Kathleen Eaton-Bravo, founder of the pro-life Obria Group, is working to open women’s health clinics on college campuses.
But with millennials now turning to their smartphones for health care (and in some cases, even abortion), she said the pro-life movement must focus on digital engagement.
Planned Parenthood has recently invested $20 million in digital platforms to offer live online chatting with a nurse, online appointment bookings (including for abortions) and its own telemedicine app.
Obria is also investing in online technology, offering online appointment scheduling and a telemedicine app aimed at millennials.
“This is how health care is changing,” Bravo explained.
What women deserve
Abortion continues to be considered by women because society shows them few other thinkable options, according to Serrin Foster, president of Feminists for Life, which launched a campaign 16 years ago it branded “Women Deserve Better” than abortion.
She believes American society needs to be more intentional about providing “better solutions” than abortion for pregnant women. “That is a huge issue,” she told Angelus News.
The reasons women give for abortion have hardly changed since the Supreme Court legalized abortion on the national level in the 1973 Roe v. Wade decision, according to Foster.
Those reasons include concerns about their existing responsibilities to others, the inability to afford another child and fears that they’d no longer be able to work, go to school or care for their dependents.
In higher education, women have been forced to comply with an educational system that assumes a lack of responsibility for children, leading to lower graduation rates for women who are mothers.
As a result of these assumptions, which essentially discriminate against women, Foster said, “We are seeing a feminization of poverty.”
‘Hard but doable’
Foster proposes several measures to make education friendlier to young mothers.
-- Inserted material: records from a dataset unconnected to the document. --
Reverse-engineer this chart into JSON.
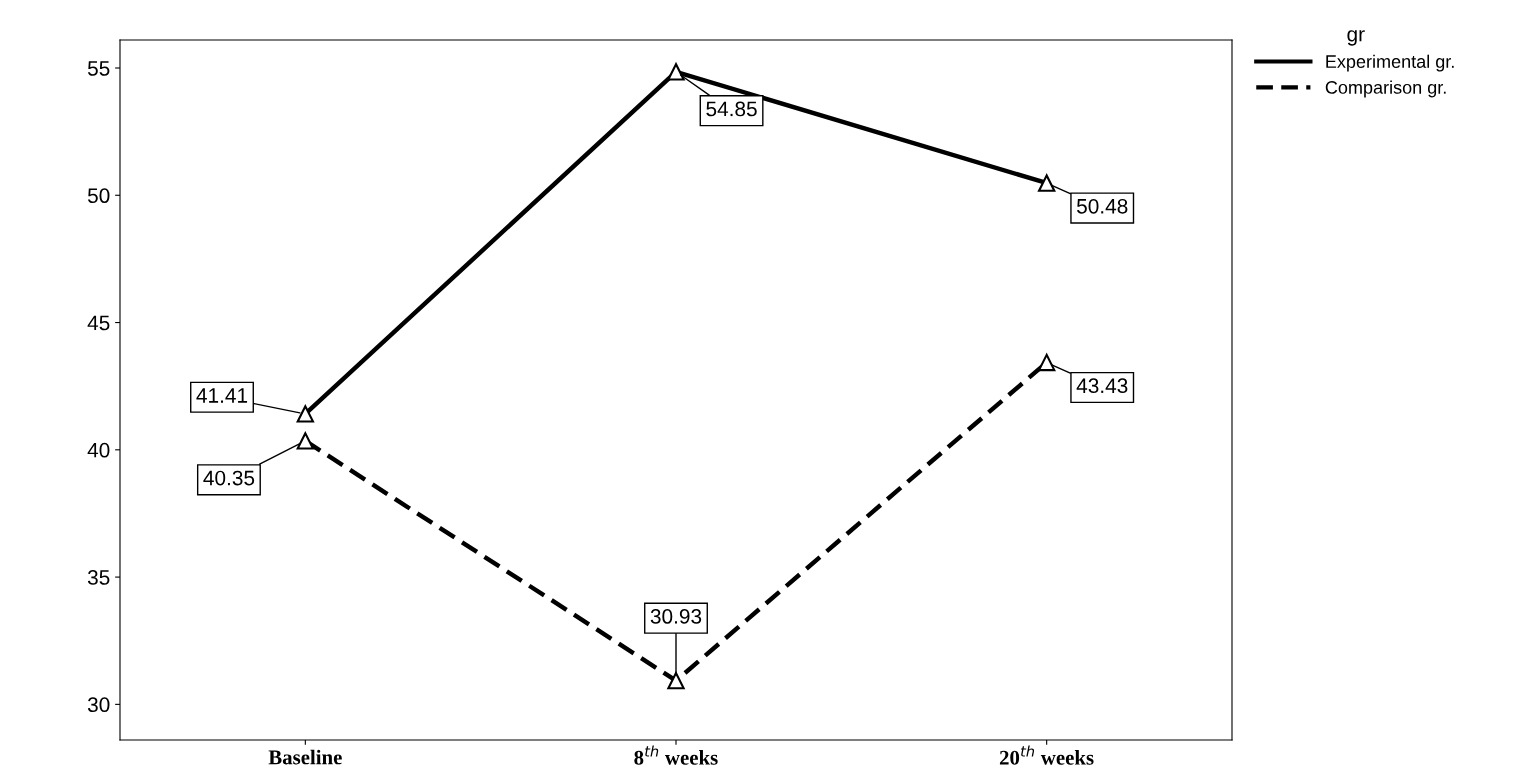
{
  "chart_data": {
    "type": "line",
    "categories": [
      "Baseline",
      "8$^{th}$ weeks",
      "20$^{th}$ weeks"
    ],
    "series": [
      {
        "name": "Experimental gr.",
        "color": "#000000",
        "line_style": "solid",
        "values": [
          41.41,
          54.85,
          50.48
        ]
      },
      {
        "name": "Comparison gr.",
        "color": "#000000",
        "line_style": "dashed",
        "values": [
          40.35,
          30.93,
          43.43
        ]
      }
    ],
    "ylim": [
      28.6,
      56.1
    ],
    "yticks": [
      30,
      35,
      40,
      45,
      50,
      55
    ],
    "marker": "triangle",
    "data_labels": true,
    "grid": false,
    "legend": "top right",
    "legend_title": "gr"
  }
}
Campuses could offer family-based housing, on-campus child care and flexibility for mothers through online learning or accommodating schedules.
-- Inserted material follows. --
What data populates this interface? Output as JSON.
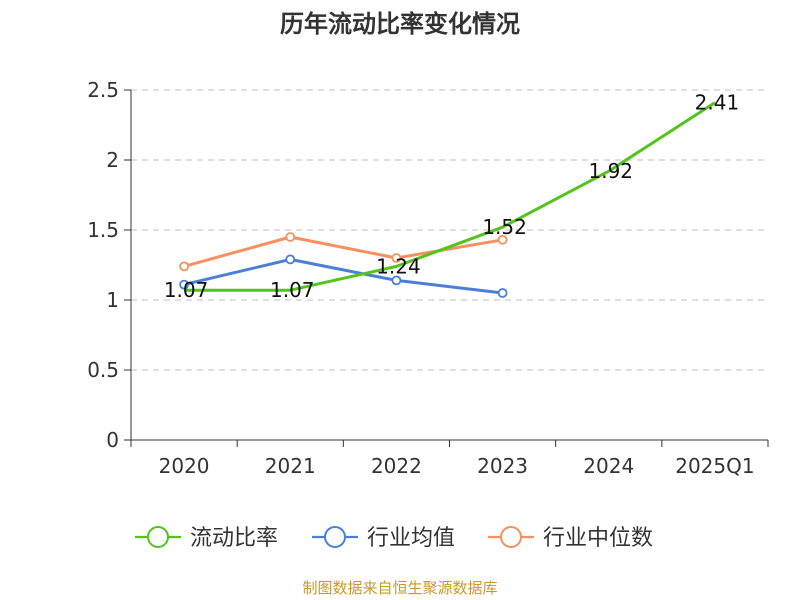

Camille Rodriguez, a coordinator for Students For Life, said her organization is trying to push colleges to make lactation rooms and diaper-changing stations more readily available and to give women more flexibility in their scheduling.
Valle hopes that more young women and girls facing unexpected pregnancy will hear the same message she did. She wishes that society would hold up more visible examples of successful young mothers, so that young women faced with an unexpected pregnancy could take encouragement in knowing their future is not over.
Going through college as a young mother, Valle said, was “hard, but doable.” Having a network of support was key, and thankfully, her family supported her decision to keep her baby, helped her substantially and encouraged her to succeed.
Her daughter’s paternal grandparents also played a “very supportive” role. And having a daughter kept pushing her forward, even on her hardest days.
“What motivated me was knowing I have a daughter.”
Peter Jesserer Smith, a staff writer for EWTN's National Catholic Register, is a frequent contributor to Angelus. His most recent article for Angelus, on the nuclear tensions with North Korea, was published in our Dec. 15, 2017 edition.